Struck by tragedy and unexpected departures in recent years, the biggest blow being the death of original singer Jan Groth in 2014, the newly reconfigured Aunt Mary is now fronted by the 2007 Norwegian “Idol” winner, Glenn Lyse. Another of Norway’s musical heroes, TNT guitarist Ronni Le Tekro, has made it his personal mission to keep Aunt Mary, which first split in 1973, alive, the fruits of their labor harvested in New Dawn, a time capsule of heavy, blues-fired progressive rock begging to be opened.
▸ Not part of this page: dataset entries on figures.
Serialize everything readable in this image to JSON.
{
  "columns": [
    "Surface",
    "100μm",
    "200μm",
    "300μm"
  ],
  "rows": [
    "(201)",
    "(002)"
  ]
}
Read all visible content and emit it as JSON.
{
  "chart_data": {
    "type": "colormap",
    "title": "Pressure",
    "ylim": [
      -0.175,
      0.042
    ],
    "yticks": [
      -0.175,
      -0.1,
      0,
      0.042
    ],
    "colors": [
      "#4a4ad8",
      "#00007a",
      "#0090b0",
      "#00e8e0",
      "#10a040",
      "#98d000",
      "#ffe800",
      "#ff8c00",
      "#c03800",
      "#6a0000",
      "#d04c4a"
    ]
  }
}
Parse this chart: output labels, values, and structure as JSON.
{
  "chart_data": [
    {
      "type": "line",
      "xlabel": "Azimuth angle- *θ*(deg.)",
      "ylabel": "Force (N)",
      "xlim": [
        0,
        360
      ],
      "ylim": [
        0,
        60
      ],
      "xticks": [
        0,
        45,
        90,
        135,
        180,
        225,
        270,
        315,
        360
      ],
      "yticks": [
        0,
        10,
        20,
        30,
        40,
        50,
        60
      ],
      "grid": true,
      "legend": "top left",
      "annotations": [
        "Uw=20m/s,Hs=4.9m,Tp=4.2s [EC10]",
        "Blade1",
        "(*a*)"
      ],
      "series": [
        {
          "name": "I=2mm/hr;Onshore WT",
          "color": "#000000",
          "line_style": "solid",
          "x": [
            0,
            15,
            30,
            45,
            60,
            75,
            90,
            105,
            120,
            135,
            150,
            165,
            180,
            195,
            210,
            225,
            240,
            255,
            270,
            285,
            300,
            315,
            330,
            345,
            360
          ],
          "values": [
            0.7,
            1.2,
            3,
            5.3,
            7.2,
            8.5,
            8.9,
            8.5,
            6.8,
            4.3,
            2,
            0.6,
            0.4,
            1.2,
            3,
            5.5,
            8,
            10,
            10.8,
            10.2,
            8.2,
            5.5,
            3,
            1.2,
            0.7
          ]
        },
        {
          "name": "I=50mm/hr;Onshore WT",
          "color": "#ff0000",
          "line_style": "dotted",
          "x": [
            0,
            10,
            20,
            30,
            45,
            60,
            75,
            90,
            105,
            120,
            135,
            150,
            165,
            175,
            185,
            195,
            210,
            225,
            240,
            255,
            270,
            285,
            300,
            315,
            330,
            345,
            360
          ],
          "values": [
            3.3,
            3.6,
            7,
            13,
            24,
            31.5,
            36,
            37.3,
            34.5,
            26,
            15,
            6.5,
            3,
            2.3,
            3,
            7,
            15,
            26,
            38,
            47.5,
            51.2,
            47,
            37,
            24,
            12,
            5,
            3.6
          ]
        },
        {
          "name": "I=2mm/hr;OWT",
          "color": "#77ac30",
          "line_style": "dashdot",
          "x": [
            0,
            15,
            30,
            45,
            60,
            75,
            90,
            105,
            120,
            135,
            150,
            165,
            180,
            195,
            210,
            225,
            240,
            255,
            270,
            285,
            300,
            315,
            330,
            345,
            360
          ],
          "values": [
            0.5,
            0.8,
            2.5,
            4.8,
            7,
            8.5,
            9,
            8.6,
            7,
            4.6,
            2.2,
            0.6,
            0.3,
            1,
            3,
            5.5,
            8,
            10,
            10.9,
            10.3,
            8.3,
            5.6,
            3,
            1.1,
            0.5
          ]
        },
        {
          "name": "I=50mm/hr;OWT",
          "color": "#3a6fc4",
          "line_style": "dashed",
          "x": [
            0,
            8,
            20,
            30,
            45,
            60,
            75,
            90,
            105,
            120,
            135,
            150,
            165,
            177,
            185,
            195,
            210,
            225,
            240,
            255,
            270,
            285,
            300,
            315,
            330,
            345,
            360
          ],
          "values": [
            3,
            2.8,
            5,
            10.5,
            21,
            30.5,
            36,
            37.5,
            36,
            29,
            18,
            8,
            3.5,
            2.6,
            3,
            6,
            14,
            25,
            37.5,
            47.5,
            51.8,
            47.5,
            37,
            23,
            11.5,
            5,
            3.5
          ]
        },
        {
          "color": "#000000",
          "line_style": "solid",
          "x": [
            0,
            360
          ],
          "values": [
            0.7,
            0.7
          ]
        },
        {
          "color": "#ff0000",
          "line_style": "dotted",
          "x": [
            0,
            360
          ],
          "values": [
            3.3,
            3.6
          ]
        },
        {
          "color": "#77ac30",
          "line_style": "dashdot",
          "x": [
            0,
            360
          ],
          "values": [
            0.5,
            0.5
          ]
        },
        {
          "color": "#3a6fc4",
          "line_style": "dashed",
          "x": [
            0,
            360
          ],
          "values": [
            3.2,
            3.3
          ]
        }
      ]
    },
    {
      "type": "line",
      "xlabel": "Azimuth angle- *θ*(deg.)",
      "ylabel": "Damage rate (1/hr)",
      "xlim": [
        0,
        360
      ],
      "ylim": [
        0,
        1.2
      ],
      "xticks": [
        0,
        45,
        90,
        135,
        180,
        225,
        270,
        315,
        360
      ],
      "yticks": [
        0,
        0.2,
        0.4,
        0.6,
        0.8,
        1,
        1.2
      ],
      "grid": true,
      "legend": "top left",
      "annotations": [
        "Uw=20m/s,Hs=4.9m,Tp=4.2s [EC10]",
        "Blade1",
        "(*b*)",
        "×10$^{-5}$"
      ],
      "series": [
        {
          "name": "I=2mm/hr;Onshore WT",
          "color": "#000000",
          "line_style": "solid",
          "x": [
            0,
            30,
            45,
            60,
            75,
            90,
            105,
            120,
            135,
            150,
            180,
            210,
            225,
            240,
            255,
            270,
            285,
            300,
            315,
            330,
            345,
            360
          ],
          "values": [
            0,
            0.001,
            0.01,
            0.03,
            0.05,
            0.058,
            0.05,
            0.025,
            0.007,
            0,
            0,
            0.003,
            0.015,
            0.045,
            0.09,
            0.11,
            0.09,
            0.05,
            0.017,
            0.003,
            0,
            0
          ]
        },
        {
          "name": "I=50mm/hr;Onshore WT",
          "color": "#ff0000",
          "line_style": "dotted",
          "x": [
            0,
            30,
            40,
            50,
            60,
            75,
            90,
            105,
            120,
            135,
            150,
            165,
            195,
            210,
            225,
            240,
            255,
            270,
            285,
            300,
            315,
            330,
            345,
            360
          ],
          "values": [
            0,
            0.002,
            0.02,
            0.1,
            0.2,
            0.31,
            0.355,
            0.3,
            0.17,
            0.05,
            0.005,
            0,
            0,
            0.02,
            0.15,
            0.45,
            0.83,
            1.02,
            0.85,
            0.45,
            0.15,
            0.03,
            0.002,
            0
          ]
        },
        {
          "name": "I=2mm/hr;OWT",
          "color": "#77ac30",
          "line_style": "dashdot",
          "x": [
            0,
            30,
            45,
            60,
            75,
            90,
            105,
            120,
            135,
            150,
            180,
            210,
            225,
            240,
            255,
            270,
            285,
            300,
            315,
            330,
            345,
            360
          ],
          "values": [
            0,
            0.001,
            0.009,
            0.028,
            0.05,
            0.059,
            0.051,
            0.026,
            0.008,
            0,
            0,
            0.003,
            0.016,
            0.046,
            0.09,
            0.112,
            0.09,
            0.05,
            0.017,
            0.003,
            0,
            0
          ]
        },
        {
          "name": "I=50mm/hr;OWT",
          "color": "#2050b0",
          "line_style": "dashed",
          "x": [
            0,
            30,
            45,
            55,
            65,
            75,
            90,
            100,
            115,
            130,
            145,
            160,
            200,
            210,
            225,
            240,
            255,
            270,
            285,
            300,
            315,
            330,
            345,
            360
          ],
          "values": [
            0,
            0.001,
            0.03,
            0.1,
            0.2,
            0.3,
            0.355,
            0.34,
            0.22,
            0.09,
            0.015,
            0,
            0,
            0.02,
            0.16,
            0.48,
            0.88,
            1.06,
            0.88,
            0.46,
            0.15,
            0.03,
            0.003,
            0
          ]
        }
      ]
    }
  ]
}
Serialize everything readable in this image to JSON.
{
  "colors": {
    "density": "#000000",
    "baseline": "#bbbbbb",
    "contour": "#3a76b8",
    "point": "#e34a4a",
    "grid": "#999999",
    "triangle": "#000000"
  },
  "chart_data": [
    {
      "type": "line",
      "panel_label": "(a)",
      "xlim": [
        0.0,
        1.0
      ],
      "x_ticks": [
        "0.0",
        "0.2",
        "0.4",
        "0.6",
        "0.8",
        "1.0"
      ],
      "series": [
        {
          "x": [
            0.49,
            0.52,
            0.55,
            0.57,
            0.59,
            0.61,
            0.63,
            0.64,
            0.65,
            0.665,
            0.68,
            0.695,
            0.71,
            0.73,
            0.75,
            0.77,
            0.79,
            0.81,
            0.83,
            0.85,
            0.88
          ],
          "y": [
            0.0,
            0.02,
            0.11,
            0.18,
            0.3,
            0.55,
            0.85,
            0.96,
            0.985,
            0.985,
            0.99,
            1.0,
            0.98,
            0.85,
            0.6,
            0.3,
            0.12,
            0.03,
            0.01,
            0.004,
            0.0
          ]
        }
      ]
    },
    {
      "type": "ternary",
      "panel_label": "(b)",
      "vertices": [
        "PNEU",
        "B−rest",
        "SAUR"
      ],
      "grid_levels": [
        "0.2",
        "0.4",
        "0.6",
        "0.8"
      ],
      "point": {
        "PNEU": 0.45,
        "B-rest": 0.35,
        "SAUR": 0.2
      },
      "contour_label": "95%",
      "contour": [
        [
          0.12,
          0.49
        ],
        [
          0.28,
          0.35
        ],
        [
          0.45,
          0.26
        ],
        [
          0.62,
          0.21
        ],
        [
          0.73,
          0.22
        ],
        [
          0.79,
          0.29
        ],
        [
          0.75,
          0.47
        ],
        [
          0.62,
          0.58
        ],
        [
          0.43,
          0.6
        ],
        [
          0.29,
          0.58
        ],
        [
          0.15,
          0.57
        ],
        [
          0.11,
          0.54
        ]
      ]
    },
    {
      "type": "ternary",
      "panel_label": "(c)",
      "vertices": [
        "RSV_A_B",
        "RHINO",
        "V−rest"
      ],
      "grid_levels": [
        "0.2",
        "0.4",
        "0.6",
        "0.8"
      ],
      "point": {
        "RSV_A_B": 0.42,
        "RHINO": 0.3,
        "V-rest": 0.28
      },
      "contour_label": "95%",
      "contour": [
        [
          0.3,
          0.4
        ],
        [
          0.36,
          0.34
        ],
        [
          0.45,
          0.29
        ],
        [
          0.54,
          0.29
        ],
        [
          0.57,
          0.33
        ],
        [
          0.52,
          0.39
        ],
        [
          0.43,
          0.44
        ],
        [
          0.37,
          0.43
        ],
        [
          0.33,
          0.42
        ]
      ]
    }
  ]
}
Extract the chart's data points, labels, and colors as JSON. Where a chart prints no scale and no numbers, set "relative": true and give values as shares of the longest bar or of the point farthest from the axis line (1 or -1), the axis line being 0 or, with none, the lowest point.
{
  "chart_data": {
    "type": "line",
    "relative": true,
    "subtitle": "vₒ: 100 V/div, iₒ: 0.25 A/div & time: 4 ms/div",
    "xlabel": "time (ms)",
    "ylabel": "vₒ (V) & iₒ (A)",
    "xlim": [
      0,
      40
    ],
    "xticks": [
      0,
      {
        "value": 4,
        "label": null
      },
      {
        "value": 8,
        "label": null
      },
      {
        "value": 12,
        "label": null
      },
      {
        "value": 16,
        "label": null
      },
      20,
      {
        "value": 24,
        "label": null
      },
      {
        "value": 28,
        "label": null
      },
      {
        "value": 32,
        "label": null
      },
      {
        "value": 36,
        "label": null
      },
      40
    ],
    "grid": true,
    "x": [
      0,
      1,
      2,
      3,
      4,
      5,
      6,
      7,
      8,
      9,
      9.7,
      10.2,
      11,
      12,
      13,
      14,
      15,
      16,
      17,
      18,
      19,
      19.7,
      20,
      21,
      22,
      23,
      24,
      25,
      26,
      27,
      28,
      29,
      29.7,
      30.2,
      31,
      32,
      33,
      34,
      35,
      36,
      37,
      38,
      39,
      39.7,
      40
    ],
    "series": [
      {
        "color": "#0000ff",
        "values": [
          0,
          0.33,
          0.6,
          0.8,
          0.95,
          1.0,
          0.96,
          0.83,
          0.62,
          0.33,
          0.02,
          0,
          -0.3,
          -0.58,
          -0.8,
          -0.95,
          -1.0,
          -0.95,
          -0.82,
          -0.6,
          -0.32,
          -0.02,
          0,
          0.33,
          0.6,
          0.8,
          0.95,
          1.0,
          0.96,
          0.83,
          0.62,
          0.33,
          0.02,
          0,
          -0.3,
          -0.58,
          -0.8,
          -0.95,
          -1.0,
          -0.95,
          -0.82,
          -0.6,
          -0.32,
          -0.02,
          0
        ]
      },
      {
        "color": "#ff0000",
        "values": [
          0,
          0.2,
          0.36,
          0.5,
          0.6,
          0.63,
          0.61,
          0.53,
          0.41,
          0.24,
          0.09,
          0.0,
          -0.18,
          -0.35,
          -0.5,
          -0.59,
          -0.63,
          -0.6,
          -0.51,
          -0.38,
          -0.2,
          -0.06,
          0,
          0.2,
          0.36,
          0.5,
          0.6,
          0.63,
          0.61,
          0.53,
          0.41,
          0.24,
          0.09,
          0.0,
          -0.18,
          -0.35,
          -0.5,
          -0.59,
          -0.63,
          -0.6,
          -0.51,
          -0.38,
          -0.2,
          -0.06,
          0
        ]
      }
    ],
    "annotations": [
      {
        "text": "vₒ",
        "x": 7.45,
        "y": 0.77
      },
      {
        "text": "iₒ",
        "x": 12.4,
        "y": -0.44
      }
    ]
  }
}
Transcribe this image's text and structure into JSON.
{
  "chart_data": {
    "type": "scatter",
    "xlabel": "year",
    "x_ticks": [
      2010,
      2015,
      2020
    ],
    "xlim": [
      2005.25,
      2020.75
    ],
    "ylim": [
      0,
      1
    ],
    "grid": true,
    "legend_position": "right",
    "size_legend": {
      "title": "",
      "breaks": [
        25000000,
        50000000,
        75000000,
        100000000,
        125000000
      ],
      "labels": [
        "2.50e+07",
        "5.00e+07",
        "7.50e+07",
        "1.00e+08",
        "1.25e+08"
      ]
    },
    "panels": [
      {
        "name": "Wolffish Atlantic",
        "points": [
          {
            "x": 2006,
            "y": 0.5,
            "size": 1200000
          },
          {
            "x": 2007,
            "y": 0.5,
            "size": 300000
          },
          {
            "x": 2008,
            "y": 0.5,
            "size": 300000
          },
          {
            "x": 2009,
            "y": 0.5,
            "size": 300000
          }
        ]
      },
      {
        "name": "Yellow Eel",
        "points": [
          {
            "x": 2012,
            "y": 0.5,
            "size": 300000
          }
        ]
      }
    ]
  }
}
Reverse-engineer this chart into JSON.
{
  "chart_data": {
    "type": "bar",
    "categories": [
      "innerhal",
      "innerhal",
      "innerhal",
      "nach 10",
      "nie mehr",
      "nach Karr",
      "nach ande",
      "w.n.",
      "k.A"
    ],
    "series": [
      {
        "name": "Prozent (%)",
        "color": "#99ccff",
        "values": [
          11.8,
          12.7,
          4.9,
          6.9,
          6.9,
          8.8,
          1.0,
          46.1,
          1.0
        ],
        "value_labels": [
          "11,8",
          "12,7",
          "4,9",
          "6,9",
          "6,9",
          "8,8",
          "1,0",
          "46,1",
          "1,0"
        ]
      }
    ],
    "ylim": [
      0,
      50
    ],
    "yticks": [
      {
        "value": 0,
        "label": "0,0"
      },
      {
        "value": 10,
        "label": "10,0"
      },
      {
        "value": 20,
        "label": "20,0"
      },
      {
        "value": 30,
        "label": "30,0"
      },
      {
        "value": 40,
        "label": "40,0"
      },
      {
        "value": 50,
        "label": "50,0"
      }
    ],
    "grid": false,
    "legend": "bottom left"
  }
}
Echoes of contemporaries, Deep Purple, Jethro Tull and Ten Years After reverberate throughout a record refreshingly free of prog’s inscrutable excesses and symphonic bombast. Pushed and pulled in different directions, with its shapely bass lines, tough vocals, meaty guitar riffs and oddly spiraling solos, New Dawn grits its teeth through hard funk workouts, “Unconditional Love” and “Blind Date,” and grinds out “Slave Parade,” as “Happily Ever After” creeps along in the dark.

Tribal beats, a little electronica and fried guitar make “G Flat Road” sizzle like a bug zapper, while the exotic “Soldadera” is Aunt Mary at its most cinematic and chirping birds pass over the acoustic hymn “Open Your Eyes,” making for an eclectic album that hasn’t the slightest interest in chasing trends.